Parliament to debate law proposed to modernise customs practices in Jamaica
Lawmakers are to debate a proposed customs law to replace legislation in place since 1941, following the House of Representatives' approval of the report and recommendations of a joint select committee on Tuesday.
The report outlines the recommended changes to the bill, following the review and deliberations of the Committee.
The Customs Act, 2020 will repeal and replace the current 1941 law and provide a modern framework that further enhances ease of doing business.
It is expected to improve customs practices and procedures to facilitate trade effectively and efficiently and as well as ensure increased predictability and compliance with customs requirements.
The JSC received comments from several stakeholders and individuals, and the report details the recommendation of the committee, which have been incorporated in a list of amendments to the bill.
Minister of Finance and the Public Service, Dr Nigel Clarke, said that the legislation will transform the country's customs landscape.

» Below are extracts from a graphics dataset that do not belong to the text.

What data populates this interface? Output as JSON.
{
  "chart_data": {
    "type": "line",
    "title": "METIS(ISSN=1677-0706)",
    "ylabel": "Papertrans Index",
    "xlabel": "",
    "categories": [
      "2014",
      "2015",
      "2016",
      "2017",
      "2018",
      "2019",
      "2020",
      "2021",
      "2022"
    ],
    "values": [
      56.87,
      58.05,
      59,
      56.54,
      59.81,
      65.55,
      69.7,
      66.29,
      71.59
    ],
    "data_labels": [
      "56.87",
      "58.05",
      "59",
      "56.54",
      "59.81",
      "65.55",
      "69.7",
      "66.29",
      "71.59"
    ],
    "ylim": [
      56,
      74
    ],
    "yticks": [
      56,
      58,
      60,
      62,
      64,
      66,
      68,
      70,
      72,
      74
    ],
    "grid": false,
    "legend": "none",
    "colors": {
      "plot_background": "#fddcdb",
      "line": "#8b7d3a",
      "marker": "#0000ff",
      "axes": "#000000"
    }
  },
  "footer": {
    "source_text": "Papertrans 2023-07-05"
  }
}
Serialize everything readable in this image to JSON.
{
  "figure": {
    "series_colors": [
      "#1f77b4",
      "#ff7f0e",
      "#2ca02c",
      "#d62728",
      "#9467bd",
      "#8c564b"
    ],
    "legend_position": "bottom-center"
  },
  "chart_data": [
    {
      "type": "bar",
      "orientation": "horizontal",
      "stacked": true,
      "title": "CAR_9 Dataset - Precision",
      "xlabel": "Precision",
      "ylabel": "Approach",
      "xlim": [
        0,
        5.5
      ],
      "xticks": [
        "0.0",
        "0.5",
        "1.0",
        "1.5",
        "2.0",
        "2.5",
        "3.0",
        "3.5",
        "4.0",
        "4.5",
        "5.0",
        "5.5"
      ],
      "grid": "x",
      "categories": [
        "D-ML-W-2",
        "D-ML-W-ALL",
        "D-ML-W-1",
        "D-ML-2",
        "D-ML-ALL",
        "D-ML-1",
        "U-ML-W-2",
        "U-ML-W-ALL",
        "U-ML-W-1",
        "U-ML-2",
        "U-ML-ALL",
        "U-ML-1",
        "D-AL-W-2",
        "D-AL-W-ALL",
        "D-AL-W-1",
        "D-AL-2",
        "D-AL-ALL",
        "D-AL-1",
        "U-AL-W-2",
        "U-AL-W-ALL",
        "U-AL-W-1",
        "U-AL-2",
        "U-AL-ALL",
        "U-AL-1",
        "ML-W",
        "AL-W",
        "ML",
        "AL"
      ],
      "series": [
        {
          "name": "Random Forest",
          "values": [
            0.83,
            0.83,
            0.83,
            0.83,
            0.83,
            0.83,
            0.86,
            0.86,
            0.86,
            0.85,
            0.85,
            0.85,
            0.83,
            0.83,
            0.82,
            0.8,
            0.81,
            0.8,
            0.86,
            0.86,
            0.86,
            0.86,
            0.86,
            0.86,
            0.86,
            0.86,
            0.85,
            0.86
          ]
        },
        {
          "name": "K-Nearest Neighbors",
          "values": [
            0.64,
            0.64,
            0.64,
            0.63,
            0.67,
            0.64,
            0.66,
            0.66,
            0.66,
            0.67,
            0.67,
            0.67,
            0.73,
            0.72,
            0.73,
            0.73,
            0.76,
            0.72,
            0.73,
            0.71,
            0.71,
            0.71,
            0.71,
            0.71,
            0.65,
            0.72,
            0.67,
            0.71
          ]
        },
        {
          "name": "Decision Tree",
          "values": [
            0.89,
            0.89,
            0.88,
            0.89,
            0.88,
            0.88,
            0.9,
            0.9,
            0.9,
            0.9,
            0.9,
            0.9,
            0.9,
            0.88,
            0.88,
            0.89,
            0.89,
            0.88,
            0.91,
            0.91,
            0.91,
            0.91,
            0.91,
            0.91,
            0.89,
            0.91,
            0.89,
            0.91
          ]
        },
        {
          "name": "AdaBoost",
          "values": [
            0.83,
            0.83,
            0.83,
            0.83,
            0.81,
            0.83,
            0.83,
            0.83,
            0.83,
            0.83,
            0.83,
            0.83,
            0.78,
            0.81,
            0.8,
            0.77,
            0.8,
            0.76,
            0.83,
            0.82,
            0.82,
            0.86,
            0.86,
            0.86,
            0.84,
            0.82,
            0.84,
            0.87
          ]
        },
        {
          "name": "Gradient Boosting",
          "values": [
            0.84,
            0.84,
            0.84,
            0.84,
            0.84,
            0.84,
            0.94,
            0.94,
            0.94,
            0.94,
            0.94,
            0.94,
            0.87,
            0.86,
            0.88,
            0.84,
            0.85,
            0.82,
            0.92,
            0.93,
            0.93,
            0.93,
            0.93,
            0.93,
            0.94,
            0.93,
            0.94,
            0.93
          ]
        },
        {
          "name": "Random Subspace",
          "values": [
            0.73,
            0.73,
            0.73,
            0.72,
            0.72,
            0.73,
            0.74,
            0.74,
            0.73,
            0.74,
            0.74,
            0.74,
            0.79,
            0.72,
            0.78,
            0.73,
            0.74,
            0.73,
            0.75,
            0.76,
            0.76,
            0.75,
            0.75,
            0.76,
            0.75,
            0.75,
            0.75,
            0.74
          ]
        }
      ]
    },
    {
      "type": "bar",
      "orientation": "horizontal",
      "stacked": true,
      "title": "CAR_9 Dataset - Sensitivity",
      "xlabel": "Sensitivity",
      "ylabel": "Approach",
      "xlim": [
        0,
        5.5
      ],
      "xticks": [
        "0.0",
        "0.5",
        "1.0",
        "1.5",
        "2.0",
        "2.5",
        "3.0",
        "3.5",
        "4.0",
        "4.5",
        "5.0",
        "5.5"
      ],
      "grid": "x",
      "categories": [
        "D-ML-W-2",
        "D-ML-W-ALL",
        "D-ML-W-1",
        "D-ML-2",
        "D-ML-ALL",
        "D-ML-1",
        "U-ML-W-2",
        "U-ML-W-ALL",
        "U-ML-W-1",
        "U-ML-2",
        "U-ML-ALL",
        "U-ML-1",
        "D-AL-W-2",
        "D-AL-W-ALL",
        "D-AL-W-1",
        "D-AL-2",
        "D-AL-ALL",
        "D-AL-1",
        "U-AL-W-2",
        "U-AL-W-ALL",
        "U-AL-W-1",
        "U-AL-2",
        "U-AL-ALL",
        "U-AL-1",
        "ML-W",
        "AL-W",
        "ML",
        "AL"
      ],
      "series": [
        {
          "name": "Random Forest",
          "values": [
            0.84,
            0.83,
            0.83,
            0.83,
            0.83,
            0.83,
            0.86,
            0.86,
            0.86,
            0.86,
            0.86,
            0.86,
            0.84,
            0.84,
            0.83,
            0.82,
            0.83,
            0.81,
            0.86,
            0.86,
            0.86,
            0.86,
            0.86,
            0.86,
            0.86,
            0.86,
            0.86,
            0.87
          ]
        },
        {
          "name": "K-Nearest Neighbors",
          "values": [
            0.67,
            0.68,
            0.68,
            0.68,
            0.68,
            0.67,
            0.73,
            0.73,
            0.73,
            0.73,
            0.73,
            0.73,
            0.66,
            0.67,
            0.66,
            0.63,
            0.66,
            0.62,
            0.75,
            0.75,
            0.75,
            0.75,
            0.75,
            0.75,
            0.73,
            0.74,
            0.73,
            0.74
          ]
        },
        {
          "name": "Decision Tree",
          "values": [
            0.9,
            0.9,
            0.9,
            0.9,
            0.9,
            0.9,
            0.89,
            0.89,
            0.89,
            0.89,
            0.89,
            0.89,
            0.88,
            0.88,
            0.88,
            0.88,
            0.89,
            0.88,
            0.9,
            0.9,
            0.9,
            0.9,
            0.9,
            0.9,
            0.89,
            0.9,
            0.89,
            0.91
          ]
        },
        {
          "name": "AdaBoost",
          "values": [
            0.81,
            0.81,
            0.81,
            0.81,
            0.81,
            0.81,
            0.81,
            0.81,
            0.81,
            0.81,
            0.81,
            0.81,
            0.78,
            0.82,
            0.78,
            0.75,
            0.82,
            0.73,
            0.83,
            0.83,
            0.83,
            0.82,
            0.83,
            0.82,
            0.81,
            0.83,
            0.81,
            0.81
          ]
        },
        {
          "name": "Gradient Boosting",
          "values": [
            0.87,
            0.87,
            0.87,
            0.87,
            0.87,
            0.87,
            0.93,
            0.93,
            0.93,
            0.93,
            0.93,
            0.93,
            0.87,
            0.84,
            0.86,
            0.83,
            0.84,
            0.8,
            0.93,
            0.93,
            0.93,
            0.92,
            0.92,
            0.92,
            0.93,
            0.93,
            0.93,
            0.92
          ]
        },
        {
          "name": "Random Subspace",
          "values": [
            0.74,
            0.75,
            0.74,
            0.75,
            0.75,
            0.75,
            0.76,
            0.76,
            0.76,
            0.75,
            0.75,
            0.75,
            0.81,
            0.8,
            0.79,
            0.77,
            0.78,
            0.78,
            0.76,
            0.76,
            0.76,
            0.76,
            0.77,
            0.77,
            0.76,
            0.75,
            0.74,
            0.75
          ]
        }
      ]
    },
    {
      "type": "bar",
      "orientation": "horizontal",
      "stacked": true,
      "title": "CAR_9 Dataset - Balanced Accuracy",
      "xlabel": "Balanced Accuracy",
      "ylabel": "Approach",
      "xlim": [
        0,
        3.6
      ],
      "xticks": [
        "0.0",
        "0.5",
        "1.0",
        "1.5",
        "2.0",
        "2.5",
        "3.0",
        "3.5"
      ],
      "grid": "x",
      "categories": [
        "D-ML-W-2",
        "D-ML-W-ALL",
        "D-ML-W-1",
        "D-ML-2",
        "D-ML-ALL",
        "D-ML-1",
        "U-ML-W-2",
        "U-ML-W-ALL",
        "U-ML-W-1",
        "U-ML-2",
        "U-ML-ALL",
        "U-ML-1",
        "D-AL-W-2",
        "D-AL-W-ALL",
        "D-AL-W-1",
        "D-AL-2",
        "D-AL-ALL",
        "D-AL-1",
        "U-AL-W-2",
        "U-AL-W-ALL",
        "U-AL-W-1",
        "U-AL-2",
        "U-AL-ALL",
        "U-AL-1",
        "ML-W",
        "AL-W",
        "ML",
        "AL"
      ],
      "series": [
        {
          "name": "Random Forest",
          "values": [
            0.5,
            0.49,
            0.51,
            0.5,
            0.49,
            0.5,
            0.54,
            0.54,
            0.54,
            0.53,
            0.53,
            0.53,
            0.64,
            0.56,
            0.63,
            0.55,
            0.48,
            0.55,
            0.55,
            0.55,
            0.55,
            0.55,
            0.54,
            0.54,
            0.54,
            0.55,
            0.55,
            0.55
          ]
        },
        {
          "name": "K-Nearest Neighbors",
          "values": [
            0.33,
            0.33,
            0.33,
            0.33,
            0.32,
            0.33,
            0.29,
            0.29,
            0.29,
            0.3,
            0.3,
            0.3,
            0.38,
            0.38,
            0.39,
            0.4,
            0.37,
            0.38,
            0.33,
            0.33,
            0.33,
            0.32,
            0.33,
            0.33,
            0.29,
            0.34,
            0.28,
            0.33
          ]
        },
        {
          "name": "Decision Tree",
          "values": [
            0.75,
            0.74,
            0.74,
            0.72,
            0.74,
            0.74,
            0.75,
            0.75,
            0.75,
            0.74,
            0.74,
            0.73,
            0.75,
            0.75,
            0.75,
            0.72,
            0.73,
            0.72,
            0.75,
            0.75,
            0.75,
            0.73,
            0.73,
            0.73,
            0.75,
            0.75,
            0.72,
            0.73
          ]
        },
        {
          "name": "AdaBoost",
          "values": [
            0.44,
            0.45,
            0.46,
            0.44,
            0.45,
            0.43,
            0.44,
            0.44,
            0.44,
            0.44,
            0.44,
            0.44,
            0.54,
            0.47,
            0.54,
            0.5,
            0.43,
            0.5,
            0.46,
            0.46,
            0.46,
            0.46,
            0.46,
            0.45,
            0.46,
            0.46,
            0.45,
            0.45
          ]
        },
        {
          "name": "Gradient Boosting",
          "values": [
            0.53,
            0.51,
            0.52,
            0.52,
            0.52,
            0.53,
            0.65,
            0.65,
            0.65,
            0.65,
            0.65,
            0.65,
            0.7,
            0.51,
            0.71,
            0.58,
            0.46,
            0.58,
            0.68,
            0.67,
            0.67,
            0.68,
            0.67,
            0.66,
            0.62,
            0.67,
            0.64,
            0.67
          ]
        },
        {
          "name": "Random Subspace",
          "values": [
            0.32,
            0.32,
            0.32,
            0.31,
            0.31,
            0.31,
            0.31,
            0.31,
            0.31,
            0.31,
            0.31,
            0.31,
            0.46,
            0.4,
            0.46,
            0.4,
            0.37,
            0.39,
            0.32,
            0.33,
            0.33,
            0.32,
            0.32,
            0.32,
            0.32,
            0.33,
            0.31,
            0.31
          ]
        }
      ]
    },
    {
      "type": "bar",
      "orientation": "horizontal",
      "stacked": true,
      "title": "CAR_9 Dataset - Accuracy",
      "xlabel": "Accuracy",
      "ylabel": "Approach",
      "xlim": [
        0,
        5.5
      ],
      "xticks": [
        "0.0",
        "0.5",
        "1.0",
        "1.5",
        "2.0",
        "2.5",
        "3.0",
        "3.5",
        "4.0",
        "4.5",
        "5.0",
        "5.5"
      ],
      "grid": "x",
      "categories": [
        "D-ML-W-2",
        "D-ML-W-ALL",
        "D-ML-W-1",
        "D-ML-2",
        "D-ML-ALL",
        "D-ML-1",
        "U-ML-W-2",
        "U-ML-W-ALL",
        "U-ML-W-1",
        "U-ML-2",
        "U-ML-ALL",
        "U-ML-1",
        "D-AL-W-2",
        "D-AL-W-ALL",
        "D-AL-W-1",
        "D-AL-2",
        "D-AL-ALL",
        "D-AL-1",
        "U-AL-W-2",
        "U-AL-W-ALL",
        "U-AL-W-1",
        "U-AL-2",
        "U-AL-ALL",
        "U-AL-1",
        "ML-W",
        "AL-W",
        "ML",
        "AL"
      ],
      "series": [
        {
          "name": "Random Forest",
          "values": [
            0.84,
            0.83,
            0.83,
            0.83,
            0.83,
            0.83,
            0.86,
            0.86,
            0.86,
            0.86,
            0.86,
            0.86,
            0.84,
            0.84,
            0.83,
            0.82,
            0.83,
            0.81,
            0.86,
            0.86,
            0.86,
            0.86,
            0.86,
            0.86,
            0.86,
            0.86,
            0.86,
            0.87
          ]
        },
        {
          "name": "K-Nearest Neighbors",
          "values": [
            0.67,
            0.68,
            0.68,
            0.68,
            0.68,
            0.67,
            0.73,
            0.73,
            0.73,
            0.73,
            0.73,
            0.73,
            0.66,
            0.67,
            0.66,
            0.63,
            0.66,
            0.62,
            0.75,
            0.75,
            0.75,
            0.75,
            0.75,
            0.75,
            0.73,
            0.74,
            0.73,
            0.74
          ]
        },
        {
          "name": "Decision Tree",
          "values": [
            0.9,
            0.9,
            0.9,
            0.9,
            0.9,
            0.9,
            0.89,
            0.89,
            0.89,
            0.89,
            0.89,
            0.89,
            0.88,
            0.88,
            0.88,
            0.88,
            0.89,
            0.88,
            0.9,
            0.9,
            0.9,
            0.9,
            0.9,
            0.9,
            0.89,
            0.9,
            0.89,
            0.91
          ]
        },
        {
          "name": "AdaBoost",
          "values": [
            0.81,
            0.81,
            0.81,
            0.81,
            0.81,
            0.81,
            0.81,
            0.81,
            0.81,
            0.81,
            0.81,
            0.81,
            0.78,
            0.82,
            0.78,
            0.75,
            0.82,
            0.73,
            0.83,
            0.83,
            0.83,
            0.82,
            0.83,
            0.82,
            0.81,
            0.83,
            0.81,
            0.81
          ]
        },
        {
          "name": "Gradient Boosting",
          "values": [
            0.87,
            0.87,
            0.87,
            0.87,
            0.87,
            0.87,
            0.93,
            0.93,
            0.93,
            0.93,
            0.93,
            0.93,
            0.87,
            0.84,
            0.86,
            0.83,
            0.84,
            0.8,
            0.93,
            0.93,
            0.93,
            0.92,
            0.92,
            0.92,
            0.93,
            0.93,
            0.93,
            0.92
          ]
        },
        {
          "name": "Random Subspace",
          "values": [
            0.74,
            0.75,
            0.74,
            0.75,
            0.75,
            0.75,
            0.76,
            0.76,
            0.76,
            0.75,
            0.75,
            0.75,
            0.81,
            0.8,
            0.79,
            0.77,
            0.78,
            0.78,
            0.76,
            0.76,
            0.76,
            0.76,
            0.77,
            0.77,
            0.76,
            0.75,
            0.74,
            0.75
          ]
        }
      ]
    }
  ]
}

He said the modernisation of the Customs Act of 1941 is expected to bring benefits for the trading community and the Jamaica Customs Agency by improving the customs clearance and revenue collection processes, simplifying procedures for businesses, enhancing the authority's ability to protect Jamaica's borders, and providing more efficient service delivery to the public.
He pointed out that the JSC, in reviewing the Bill, recommended that the definition of goods be amended to include any form of currency.
“This seeks to clarify that the customs framework applies to the import and export of large sums of cash by various financial institutions,” he said.
He said that Tax Administration Jamaica and the Tax Policy Division of the Ministry were not opposed to the recommendation.
He said it was also proposed that clear language be inserted in Clause 169 of the Bill to impose an obligation on the Postmaster General to ensure that, before the arrival of postal articles in or departure from Jamaica, a report should be provided to the Commissioner of Customs detailing the estimated time of arrival or departure.
The report should also indicate the customs control area where the postal articles will arrive or depart, and any other information prescribed by the rules.
The required information should be provided to the commissioner within the timeframes specified by the rules.
Clarke also informed that the JSC recommended that the circumstances under which public consultation should not be allowed should be listed in the provision.
“The rules and regulations that are recommended for exemption from the public consultation requirement include those relating to rates of duty or rates of tariff, restrictions or prohibitions on the importation of goods, the internal administration of the Customs Agency, the delegation of any functions under the legislation and amendments that are minor in nature,” he pointed out.
Clarke pointed out that following the deliberations of the committee, amendments to other legislation, including the General Consumption Tax Act and the Stamp Duty Act, will be made.
Opposition legislator Anthony Hylton, who was a member of the committee, said public education on the legislation is crucial.
“This will touch every Jamaican, whether you import or export, or simply just buy products that are imported into this country… . This is a 1941 Act, and in my estimation, this has implications not only for the day-to-day economic activities but have macro implications,” he said.
The committee met 14 times to examine the 852-page bill.